Our new tech helps find hidden details in whale, cassowary and other barely audible animal calls

16 July 2024 News Desk

Over the past few decades, animal sounds have seen a huge surge in research. Advances in recording equipment and analysis techniques have driven new insights into animal behaviour, population distribution, taxonomy and anatomy.

In a new study published in Ecology and Evolution, we show the limitations of one of the most common methods used to analyse animal sounds. These limitations may have caused disagreements about a whale song in the Indian Ocean, and about animal calls on land, too.

We demonstrate a new method that can overcome this problem. It reveals previously hidden details of animal calls, providing a basis for future advances in animal sound research.

The importance of whale song

More than a quarter of whale species are listed as vulnerable, endangered or critically endangered. Understanding whale behaviour, population distribution and the impact of human-made noise is key to successful conservation efforts.

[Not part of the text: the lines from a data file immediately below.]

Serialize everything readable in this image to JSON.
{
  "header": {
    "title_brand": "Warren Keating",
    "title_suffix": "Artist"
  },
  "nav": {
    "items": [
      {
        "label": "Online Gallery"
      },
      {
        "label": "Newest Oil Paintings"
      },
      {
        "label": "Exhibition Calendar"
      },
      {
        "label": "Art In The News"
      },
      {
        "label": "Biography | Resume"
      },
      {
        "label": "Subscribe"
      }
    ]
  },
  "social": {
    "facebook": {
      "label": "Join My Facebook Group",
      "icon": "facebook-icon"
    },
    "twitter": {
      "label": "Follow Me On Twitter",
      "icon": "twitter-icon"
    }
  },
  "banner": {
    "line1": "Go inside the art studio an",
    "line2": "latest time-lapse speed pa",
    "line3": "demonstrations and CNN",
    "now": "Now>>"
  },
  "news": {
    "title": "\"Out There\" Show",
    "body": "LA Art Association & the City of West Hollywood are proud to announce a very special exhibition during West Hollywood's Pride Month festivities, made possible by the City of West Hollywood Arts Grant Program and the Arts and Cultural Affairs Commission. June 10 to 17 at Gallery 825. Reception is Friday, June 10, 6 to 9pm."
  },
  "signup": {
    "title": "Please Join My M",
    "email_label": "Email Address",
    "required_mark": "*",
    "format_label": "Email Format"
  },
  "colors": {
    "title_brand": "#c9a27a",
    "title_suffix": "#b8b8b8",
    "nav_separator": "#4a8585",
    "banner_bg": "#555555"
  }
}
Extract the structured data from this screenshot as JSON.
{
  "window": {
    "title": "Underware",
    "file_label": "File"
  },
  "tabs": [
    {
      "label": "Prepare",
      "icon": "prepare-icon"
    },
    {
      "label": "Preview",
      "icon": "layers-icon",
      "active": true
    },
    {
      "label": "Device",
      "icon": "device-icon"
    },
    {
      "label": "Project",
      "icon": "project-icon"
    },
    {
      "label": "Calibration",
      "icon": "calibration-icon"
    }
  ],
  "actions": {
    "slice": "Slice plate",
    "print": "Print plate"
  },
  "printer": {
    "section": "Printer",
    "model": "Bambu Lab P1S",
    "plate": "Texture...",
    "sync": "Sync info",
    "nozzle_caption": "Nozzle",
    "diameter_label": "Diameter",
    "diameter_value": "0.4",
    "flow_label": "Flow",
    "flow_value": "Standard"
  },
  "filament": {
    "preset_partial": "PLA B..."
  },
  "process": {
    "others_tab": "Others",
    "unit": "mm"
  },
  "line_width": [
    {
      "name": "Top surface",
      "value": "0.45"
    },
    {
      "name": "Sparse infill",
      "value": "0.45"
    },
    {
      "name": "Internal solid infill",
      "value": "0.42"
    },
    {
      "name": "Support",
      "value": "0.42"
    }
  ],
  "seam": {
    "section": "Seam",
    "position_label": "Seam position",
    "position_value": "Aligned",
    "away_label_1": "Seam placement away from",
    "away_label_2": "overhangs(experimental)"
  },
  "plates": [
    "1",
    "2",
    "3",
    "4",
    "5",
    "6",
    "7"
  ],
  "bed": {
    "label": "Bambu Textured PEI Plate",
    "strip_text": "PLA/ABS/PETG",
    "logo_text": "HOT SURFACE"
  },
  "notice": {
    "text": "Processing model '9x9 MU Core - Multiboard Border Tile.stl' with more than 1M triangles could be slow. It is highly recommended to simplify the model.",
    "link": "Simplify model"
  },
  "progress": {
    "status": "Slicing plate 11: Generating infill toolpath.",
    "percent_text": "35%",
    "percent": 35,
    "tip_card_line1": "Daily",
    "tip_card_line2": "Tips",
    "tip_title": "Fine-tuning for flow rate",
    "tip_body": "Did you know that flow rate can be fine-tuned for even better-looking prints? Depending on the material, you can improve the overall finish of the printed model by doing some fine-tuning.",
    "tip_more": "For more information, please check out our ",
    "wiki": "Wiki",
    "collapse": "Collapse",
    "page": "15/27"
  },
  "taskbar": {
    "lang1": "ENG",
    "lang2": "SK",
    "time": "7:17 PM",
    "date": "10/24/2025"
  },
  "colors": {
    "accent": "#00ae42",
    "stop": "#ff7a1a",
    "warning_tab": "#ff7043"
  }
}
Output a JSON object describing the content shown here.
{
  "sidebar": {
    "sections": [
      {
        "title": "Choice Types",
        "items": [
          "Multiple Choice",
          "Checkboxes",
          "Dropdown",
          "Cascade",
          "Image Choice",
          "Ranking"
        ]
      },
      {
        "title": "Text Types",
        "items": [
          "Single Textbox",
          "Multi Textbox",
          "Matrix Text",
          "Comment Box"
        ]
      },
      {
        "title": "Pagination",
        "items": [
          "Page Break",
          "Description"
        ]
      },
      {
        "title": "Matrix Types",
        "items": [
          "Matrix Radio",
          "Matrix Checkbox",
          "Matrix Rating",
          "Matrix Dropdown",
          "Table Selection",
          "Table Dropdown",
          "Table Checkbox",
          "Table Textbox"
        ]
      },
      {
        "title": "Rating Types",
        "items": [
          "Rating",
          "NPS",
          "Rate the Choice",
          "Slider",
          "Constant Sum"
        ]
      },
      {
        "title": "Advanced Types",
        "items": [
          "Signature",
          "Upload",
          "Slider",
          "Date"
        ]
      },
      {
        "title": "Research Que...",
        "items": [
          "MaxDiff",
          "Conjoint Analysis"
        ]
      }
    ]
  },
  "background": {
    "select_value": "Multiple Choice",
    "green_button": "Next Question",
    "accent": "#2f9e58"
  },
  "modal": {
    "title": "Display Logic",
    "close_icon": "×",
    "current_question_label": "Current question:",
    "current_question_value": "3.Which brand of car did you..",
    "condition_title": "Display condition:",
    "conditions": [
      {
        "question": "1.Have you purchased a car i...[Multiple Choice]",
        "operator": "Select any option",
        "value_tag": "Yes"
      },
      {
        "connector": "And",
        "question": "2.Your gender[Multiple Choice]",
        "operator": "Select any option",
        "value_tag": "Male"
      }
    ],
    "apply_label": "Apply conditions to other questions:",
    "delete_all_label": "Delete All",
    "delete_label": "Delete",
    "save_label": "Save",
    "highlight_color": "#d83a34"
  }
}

For creatures that spend nearly all their time hidden in the vast open ocean, these are difficult things to study, but analysis of whale songs can give us vital clues.

However, we can’t just analyse whale songs by listening to them – we need ways to measure them in more detail than the human ear can provide.

For this reason, often a first step in studying an animal sound is to generate a visualisation called a spectrogram. It can give us a better idea of a sound’s character. Specifically, it shows when the energy in the sound occurs (temporal details), and at what frequency (spectral details).

We can learn about the sound’s structure in terms of time, frequency and intensity by carefully inspecting these spectrograms and measuring them with other algorithms, allowing for a deeper analysis. They are also key tools in communicating findings when we publish our work.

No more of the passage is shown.